Настасья такой проницательности не очень удивилась. Ефимия только прикидывается пустомелей, а глаз у нее въедливый.
– Внучка у меня будет. Или внук. Понесла Олена от Юраши. Три месяца уже.
Шелковая взвизгнула, кинулась подруге на шею, обдав запахом молока и ароматных трав.
На голубых ясных глазах выступили слезы – они у Ефимии всегда были близко.
– Вот оно, что в жизни-то главное! Прочее – пыль на ветру! Ах, рада я за тебя! Как рада!
– Да. – Настасья плакать не умела, да и улыбаться не очень, поэтому лицо у нее будто заколыхалось. – Есть для кого постараться. И жить мне теперь надо долго. Лет двадцать еще, а хорошо бы и двадцать пять.
– Поживем, – уверенно сказала Горшенина. – Мы, новгородки, до жизни цепкие.
Погремец
В воскресный августовский заполдень, когда небо сочится тягучим медовым зноем, горячий воздух неподвижен, а пыль искриста, Новгород словно засыпает. В Божий день торгуют только утром, потом – грех. Все уже отстояли обедню, потрапезничали и до предвечерней прохлады разлеглись по лавкам.
В окрестностях великого города и вовсе сонное царство. Дороги опустели, заполья – пригородные посады – затихают. В эту жаркую пору не жужжат даже пчелы, не щебечут птицы, лишь гулко стрекочут бессчетные цикады.
Вода в полувысохшей речушке почти не журчала. Захару показалось, что и колесо старой мельницы перестало крутиться, потому что решило вздремнуть, хоть он знал, что мельня давно заброшена.
Сидели в кустах, укрытые от солнца плотной тенью, но Захара бросало в пот. Он не любил непонятного, тревожился, а тут было непонятно всё: чего ради явились в это глухое место, почему беззвучно крались, зачем засели в кустах и отчего нельзя слово молвить? Чуднее всего, что сама госпожа Настасья здесь. Тоже молчит, не шелохнется. А спросить – у боярыни боязно, у серебряной морды – того страшней.
Изосим ладно, он человек змеиный, потаенный, но как понять Юрьевну? Великая жена, первейшая особа на весь Новгород, а сидит в пустой роще, на кортках, словно простая баба-селянка, и давно, целый час уже. Чего ждем-то?
Сказала только: «Пойдем со мной, Захар Климентьевич. Понадобишься».
Он ей с готовностью: «Куда, госпожа? Что велишь делать?»
Она в ответ коротко: «Куда – увидишь. А делать тебе ничего не надо, просто гляди в оба».

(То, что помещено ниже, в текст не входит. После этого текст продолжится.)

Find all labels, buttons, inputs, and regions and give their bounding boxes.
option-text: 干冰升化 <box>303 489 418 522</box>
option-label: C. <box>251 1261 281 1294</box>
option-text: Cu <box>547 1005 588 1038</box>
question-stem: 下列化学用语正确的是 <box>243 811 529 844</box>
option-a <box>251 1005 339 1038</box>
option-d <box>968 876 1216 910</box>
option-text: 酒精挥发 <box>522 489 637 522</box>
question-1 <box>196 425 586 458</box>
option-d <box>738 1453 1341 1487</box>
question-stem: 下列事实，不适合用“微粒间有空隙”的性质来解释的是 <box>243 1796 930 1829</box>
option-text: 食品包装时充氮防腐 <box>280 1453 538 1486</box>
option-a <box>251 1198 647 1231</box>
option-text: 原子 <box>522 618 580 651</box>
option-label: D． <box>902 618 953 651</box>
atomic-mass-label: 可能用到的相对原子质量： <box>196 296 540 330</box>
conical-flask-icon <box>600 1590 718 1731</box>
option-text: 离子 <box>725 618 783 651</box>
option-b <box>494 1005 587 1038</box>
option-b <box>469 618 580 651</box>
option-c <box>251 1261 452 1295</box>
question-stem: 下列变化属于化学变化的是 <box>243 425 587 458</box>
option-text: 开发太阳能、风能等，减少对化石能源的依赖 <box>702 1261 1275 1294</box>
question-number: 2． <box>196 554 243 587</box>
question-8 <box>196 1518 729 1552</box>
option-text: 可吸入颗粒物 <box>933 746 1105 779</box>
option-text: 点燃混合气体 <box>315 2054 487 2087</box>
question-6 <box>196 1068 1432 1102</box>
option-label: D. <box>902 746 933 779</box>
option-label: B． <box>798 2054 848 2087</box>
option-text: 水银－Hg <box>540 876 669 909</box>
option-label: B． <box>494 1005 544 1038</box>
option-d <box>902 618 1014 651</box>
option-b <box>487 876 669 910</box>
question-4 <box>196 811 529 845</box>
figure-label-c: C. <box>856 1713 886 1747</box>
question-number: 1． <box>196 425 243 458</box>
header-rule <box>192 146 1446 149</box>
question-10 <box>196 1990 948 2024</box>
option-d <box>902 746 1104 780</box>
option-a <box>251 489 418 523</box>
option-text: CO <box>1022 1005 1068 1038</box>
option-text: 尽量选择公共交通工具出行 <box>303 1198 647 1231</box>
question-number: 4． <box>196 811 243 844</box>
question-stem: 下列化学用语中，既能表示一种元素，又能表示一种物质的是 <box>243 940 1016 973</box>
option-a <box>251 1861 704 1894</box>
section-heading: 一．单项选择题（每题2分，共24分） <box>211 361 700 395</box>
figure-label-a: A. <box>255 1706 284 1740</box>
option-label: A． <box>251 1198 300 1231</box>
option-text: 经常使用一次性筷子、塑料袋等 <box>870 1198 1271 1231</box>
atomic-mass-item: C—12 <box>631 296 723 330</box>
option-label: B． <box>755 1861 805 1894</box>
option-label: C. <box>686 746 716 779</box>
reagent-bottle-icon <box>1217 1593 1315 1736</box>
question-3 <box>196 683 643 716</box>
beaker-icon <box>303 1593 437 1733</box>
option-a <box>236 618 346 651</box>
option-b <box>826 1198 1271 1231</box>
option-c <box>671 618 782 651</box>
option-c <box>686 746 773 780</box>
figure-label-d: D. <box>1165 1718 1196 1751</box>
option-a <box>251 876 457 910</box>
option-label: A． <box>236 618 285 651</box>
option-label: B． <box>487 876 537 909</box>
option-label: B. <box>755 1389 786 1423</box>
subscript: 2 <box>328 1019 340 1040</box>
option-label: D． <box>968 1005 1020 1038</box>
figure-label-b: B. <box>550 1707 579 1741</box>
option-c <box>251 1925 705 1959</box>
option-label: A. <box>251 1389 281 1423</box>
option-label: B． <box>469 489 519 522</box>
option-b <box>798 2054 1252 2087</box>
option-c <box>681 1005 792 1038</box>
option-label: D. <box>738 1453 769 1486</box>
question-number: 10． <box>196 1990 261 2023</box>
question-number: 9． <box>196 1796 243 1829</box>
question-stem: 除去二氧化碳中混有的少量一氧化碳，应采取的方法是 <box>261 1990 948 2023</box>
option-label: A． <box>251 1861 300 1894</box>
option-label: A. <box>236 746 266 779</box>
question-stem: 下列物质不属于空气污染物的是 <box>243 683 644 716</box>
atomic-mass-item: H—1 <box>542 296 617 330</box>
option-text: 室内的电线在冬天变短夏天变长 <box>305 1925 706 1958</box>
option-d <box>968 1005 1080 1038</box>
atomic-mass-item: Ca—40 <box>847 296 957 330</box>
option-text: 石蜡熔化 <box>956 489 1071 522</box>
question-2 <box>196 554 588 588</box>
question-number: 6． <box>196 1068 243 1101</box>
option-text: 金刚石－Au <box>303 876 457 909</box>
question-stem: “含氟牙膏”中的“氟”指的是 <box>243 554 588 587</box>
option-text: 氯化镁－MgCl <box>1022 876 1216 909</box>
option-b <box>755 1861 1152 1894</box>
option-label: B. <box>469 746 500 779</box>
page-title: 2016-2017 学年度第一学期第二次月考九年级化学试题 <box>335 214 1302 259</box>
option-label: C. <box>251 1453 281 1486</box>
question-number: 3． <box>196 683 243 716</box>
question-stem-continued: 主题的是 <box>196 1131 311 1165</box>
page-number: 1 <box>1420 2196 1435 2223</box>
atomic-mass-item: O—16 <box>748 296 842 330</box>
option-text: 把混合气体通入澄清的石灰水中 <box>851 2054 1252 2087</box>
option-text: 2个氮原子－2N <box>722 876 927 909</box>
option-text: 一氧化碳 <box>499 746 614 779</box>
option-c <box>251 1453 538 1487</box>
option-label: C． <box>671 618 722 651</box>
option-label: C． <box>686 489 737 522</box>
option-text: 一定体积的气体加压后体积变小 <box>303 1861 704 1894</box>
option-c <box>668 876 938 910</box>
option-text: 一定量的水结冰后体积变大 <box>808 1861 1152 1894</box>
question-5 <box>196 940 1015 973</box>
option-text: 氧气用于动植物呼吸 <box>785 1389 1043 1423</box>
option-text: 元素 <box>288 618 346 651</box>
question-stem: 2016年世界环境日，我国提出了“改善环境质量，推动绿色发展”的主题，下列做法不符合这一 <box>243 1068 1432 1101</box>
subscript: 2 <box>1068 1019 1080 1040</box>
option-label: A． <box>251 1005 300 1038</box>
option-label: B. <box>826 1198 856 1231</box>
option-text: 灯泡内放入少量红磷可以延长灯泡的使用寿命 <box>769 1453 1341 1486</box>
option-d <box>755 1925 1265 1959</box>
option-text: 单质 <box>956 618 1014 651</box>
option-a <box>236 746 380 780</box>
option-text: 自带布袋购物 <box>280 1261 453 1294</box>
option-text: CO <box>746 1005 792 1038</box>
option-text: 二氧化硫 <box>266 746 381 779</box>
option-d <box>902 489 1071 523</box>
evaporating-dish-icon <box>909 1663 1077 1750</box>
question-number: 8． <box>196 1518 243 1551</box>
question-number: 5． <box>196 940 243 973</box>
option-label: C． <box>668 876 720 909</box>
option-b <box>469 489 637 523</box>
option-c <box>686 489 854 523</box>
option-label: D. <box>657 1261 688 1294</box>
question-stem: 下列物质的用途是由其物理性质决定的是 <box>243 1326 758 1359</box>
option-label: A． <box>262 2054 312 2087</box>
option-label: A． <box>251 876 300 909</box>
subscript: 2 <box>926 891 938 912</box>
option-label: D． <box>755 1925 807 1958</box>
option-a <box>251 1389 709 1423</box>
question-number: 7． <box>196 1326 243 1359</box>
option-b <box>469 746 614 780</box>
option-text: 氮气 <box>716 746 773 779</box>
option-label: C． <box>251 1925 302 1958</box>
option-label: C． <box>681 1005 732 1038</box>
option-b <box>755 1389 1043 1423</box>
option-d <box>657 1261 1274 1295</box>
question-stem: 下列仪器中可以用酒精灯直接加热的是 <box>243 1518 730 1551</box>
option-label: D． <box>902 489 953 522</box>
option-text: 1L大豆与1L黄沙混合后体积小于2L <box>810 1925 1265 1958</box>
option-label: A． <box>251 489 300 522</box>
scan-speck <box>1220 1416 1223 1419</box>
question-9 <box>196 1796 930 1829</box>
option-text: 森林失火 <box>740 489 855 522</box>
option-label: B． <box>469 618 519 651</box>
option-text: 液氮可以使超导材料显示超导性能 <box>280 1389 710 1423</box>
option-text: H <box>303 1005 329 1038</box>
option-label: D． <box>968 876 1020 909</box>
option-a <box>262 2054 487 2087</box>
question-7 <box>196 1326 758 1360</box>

Значит, теперь он будет «Климентьевич», поди ж ты. Едва привык зваться фамилией – Попенок, по родителю-покойнику, а тут еще к отчеству привыкай. Давно ли был Захаркой, стольничьим отроком, у всех на побегушках, а ныне избранщик от Славенского конца в степенные посадники! Господи, не сон ли?
Ну и жизнь – будто шальной конь, который понес вскачь, не разбирая дороги. И не остановишь, и не соскочишь – знай, крепко держись за гриву, из седла не сверзнись.
Главное, как это боярыне можно в такое лихое время быть сам-третьей, в безлюдном месте? А если марфинские прознают? Сейчас, когда началась выборная схватка и сцепились большущие волчицы, всякое возможно. Исчезни безвестно Настасья Григориева – и драке конец. А кто при ней был, про тех и не вспомнят. Сейчас, даже перемещаясь по городу, хозяйка оберегала себя оружными людьми – и вдруг отправилась зачем-то в темную запусть. Ох, нехорошо…
Один только раз шепотом боярыня спросила Изосима:
– А этот-то где? Явился?
– Куда ж он денется? – засвистел страшный человек из-под маски. – Еще ночью доносец кинули, открыли дураку глаза. Засел, ждет. Ты глянь хорошенько. Сарайчик, окошко.